Сбежав из ссылки, я наладила связи с петербургскими революционерами и уже в Петербурге занялась различной работой. Революционеры… Общение с ними сделало мои мысли более четкими и ясными. Благодаря им я даже теперь могу рассуждать, а не биться в истерике.

Твой отец.
Как выяснилось, я смогла любить двоих мужчин одновременно: законного мужа, твоего отца, и его, Николая Саблина. Мне трудно рассказывать о твоем отце не только потому, что он еще жив и находится в этой же крепости, а еще и потому, что наша любовь давно стала чем-то обыденным и вечным, именно браком, непреходящим, неизменным. Мне хочется, чтобы ты знала о другом, о Саблине…
Встреча с Саблиным была предначертана. Еще не зная друг друга, мы начали заниматься революционными делами в один год. В Петербурге мы поначалу просто работали вместе – держали квартиры, где печатались газеты и делался динамит, и изображали супругов.
У нас был удивительный роман. Роман – пустое, звенящее слово. За ним нет ничего и кроется целая бездна.
Он был дворянин и поэт с томными восточными, хотя и серыми, глазами. Я, говорят, малообразованна; так и есть, но теперь, перед самой смертью, я словно вижу все с колокольни или башни старинного замка – мой ум и мое воображение получают полную ясность. Кажется, то же самое испытывают люди с университетским образованием: все принадлежит тебе, ты все понимаешь и можешь сделать все необходимые выводы, ты – полный хозяин! Так, я теперь отчетливо вижу образ Саблина – совершенно по-новому, намного более цельным и благородным.
Как это всегда бывает, из нашего романа я хорошо помню только начало и конец. Наша короткая совместная жизнь была окрашена Петербургом. Этот город забрал нас себе, подчинил, пропитал своим воздухом.
Я была счастлива, идя рядом с ним по раскисшему снегу… Я была полностью готова к своей рабской преданности и равнодушию с его стороны, но вышло совсем иначе: мы с одинаковой силой полюбили друг друга. Где-то неизмеримо высоко, там, о чем и подумать страшно, стояло далекое солнце. Было очень много снега. Колкий и сухой, он сыпался на платье и сахарной пудрой таял в волосах. В моих красивых черных волосах. В этой картине – вся поэзия терроризма. Больше истинной поэзии и романтики в моей жизни, кроме жизни с Саблиным, не было.
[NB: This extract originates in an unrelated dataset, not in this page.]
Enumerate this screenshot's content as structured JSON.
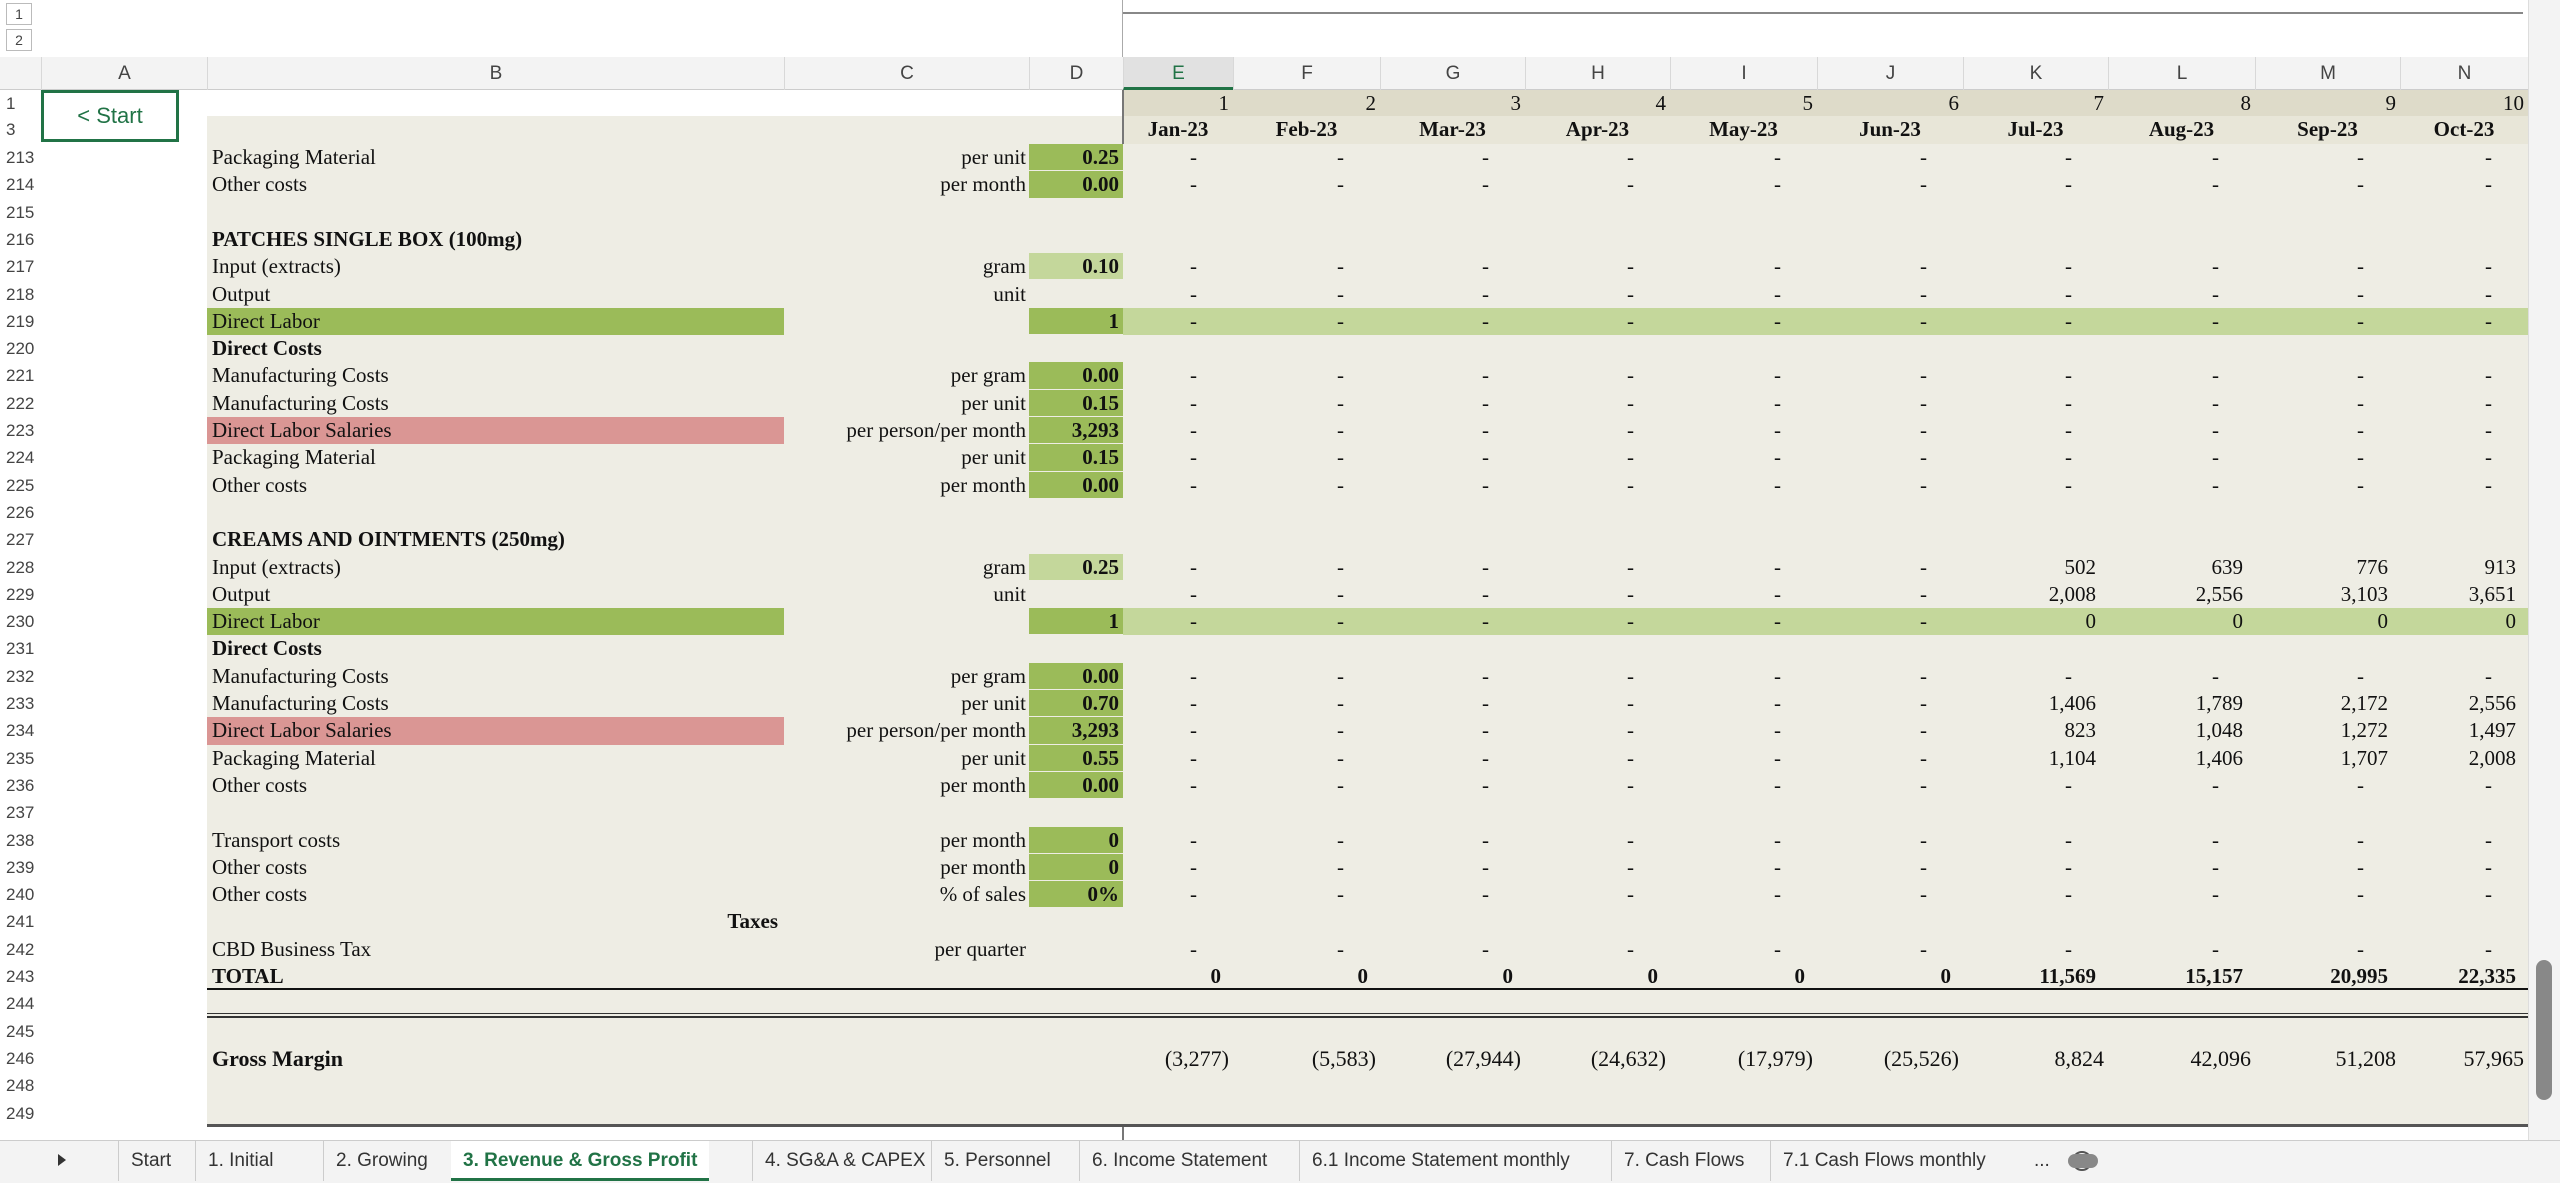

Я очень устала. Дело даже не в этой тьме, не в этой смехотворной еде, а в слабости моей воли. Я не гожусь в революционерки.
После твоего рождения у меня будет еще сорок дней.

После твоего рождения у меня будет целая вечность. Смертную казнь заменили бессрочной каторгой. Это намного отвратительнее. Мне нельзя читать, писать, нельзя даже на минуту увидеть твоего отца.

Я никогда не умела быть настоящей. Потом ты поймешь. Потом ты поймешь меня, как никто другой не понимает, ни один человек – даже из тех, кто каждый день жил и работал со мной бок о бок.
Великая идея не должна стать практическим смыслом жизни: идея – она на то и идея, чтобы существовать в воображении. Нет никаких идей; есть сегодня, потому что оно уже наступило, и вчера, потому что оно уже было, а никакого завтра нет – оно слишком принадлежит идее.
Многие испытывают потребность служить кому-то или чему-то великому. Эта потребность зреет и, наконец, выражает себя в кипучей деятельности, цель которой часто не вполне ясна самому служащему. И это превращает его жизнь в абсурд. Я потому так много говорю о великой идее, что все мое окружение дышало ею, хотя достаточно было усвоить другую великую идею: убивать нельзя.
Я рассказываю все это тебе не напрасно. Скоро я уже не смогу хорошо соображать.
Саблин тоже был пленником идеи, хотя сама идея представлялась ему чем-то расплывчатым и поэтическим. Пленник идеи… Разумеется, убийца. Мыслящий человек обречен грешить, с этим ничего нельзя поделать.
Нас пришли арестовывать третьего марта.
Он застрелился. Сразу, как-то очень быстро, пока они ломали дверь. Из его виска тонко текла кровь… Меня арестовали. На суде я ни в чем не созналась – подействовал остаток идеи – хотя, думаю, это ничего не изменило.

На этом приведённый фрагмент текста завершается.